O trabalho infantil e a voz das crianças no contexto periférico
Aline Kátia Melo
A maioria de nós, moradores das periferias, tivemos no contexto familiar ou presenciamos alguma situação na qual crianças, especialmente meninas, precisaram cuidar dos irmãos mais novos ou ajudar no trabalho doméstico.
Esse assunto fez parte de um bate-papo direcionado à rede de correspondentes locais da Agência Mural na semana passada, sobre infância e trabalho infantil.
Participaram da conversa a jornalista e pesquisadora Juliana Doretto e as procuradoras do trabalho Ana Maria Villa Real e Luciana Marques Coutinho, respectivamente coordenadora e vice-coordenadora nacionais da Coordinfância/MPT (Coordenaria Nacional de Combate à Exploração do Trabalho da Criança e do Adolescente do Ministério Público do Trabalho).
“Toda forma de atividade econômica e/ou de sobrevivência, com ou sem finalidade de lucro, remunerada ou não, exercida por criança e adolescentes que estão abaixo da idade mínima para entrada no mercado de trabalho.”
Logo no início da apresentação, elas nos trouxeram esta definição do conceito de trabalho infantil, o que me fez lembrar de situações de trabalho infantil vistas até hoje. E também lembranças do passado, como no caso da minha família.
Meus pais nasceram e cresceram no interior do estado de Alagoas. Meu pai relatava ter trabalhado na roça desde criança, enquanto minha mãe, por ser a segunda filha, mas primeira nascida mulher, ajudou a cuidar dos irmãos mais novos.
Influenciada um pouco por essa cultura, por vontade própria, decidi emitir minha carteira de trabalho aos 14 anos, em 1997. Tive o meu primeiro emprego aos 17, conciliando o trabalho no período da tarde com o terceiro ano do ensino médio, de manhã.
Ao contrário da trajetória dos meus pais e de muitas outras famílias ao meu redor, minha mãe nunca exigiu que eu e minha irmã fizéssemos atividades domésticas. Ela preferia que gastássemos nosso tempo livre em casa brincando, estudando, fazendo lição.
Prova disso é que chegou a nos matricular em academias de dança e cursos de música.
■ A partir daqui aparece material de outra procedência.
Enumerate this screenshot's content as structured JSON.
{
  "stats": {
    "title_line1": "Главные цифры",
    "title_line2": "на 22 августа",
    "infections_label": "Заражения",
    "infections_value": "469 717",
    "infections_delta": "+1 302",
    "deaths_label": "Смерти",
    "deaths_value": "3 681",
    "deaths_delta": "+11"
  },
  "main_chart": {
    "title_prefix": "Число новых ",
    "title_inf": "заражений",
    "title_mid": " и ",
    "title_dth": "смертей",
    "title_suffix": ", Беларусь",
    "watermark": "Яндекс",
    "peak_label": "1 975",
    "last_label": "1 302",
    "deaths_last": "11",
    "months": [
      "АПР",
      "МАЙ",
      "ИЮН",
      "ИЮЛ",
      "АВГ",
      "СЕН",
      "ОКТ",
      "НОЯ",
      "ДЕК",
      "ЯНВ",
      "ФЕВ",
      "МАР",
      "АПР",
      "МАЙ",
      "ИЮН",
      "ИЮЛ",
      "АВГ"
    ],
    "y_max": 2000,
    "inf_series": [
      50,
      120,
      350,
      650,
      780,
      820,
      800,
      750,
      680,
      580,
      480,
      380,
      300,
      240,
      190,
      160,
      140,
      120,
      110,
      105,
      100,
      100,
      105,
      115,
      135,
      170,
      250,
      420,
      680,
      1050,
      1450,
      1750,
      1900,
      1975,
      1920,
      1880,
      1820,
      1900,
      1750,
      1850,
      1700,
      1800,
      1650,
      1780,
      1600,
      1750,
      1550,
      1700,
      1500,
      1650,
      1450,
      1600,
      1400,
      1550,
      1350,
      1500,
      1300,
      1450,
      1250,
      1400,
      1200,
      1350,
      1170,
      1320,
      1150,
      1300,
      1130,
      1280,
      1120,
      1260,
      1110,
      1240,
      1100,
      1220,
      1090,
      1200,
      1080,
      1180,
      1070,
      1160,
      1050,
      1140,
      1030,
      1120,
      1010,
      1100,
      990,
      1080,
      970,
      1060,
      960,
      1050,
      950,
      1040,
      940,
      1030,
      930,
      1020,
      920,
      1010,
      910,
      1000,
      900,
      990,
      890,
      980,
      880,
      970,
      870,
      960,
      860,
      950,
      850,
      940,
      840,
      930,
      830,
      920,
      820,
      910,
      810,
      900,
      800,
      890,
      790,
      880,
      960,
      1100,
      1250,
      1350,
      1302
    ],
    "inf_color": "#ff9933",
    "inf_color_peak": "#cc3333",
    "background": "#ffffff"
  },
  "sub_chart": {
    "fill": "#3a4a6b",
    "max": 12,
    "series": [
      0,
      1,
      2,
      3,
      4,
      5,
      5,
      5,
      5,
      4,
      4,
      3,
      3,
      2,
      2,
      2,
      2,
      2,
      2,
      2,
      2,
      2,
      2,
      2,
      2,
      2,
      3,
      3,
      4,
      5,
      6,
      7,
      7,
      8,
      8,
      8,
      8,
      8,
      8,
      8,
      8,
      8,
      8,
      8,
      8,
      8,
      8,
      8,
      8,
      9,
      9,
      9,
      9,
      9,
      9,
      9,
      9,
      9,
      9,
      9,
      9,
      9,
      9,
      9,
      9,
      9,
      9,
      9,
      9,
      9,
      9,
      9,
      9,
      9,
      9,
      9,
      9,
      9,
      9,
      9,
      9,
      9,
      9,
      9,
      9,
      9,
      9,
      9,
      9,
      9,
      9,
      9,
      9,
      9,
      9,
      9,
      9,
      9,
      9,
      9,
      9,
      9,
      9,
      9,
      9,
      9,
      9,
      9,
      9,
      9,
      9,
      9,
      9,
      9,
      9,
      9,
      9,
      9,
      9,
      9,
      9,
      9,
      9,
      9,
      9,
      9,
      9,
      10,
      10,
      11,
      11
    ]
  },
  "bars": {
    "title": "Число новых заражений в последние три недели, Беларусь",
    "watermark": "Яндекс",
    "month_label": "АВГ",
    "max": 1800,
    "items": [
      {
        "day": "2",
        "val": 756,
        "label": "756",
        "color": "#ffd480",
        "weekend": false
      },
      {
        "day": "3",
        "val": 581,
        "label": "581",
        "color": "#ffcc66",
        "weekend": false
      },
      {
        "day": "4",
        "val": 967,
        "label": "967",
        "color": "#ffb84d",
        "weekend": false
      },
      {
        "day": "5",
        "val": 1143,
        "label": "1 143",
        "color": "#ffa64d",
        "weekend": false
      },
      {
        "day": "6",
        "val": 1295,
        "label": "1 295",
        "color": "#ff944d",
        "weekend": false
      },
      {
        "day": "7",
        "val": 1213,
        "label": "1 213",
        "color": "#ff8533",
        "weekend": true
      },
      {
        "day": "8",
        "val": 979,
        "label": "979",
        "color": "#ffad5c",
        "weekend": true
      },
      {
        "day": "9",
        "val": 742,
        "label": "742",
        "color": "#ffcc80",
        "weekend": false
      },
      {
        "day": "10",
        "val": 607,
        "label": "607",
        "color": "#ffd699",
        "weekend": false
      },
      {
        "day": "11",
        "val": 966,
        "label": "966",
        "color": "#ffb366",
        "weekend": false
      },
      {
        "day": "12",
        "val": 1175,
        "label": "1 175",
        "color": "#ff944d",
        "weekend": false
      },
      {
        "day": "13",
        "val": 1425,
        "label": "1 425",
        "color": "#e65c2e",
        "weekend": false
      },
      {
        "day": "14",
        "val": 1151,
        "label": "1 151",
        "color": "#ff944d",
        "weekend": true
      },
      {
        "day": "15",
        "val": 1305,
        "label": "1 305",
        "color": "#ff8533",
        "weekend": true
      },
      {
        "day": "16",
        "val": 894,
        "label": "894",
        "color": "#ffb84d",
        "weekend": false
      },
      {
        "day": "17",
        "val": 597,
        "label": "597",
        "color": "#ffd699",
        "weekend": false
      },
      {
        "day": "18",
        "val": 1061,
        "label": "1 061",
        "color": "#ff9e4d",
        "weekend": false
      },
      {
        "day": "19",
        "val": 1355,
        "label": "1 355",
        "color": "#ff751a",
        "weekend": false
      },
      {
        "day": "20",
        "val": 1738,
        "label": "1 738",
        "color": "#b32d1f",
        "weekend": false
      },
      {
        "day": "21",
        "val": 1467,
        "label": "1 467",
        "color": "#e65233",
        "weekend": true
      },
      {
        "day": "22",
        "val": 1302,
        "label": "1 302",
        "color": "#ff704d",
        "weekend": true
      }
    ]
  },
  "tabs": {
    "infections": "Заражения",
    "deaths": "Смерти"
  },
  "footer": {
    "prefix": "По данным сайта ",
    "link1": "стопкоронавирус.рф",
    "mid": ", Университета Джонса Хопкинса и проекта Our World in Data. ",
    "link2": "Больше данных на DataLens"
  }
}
Mas também ouviu das pessoas ao seu redor que precisávamos “trabalhar”.
Infelizmente costumava-se ter um olhar romantizado para o trabalho infantil, principalmente porque na época em que foram crianças, não existiam instrumentos formais de proteção como o Estatuto da Criança e do Adolescente.
O ECA surgiu em 1990, há 31 anos, no mesmo ano em que foi criado o Conselho Tutelar, órgão responsável por assegurar o cumprimento dos direitos do estatuto de forma “desjudicializada”, ou seja, que as situações de violações possam ser solucionadas sem depender da intervenção da autoridade judiciária.
Apesar de políticas como o ECA, a expectativa dos adultos para as crianças ainda é muito dedicado ao seu futuro adulto, com a pergunta sobre “o que elas querem ser no futuro” sendo recorrente desde cedo, como se o único objetivo da vida delas fosse ser constantemente preparadas para um dia entrar no mercado de trabalho.
“E tudo que a gente faz é pensar que quando ela crescer, vai usar ‘isso’ quando ela for trabalhar”, afirmou a pesquisadora e professora da PUCCampinas Juliana Doretto.
Percebo esta preocupação com o futuro profissional das crianças vindo de pais e mães de origem mais pobre. Não é incomum escutar de amigas o desejo de pagar, o quanto antes, curso de inglês para os filhos, assim que o orçamento permitir.
E o papel do jornalismo neste tipo de cobertura? Para Doretto, as notícias sobre infância e trabalho infantil parecem ajudar a reforçar este olhar que pensa no mercado profissional.
“E isso vai dizendo que a criança não precisa brincar, a criança não precisa ser feliz hoje. O importante é ela se preparar para o futuro”, lamenta.
Ainda sem previsão de lançamento, a procuradora do trabalho Ana Maria Villa Real afirma estar finalizando um guia para orientar a cobertura jornalística sobre o trabalho infantil, com o apoio da Coordinfância, da ANDI (Agência de Notícias dos Dieitos da Infância) e da OIT (Organização Internacional do Trabalho).
Enquanto o material não é divulgado, Doretto, que pesquisa a relação entre infância, adolescência e mídia, com foco no jornalismo, indica algumas orientações básicas como garantir a voz da infância nos meios de comunicação, evitar identificá-las apenas pelo primeiro nome ou apelido ou usar imagens das crianças sem a voz delas, e também que os pais falem em nome das crianças.
Na semana que se comemora esse mundo infantil, menos trabalho e mais brincadeira e educação para sonharem. E por um jornalismo que conte essas histórias a partir de seus pontos de vistas.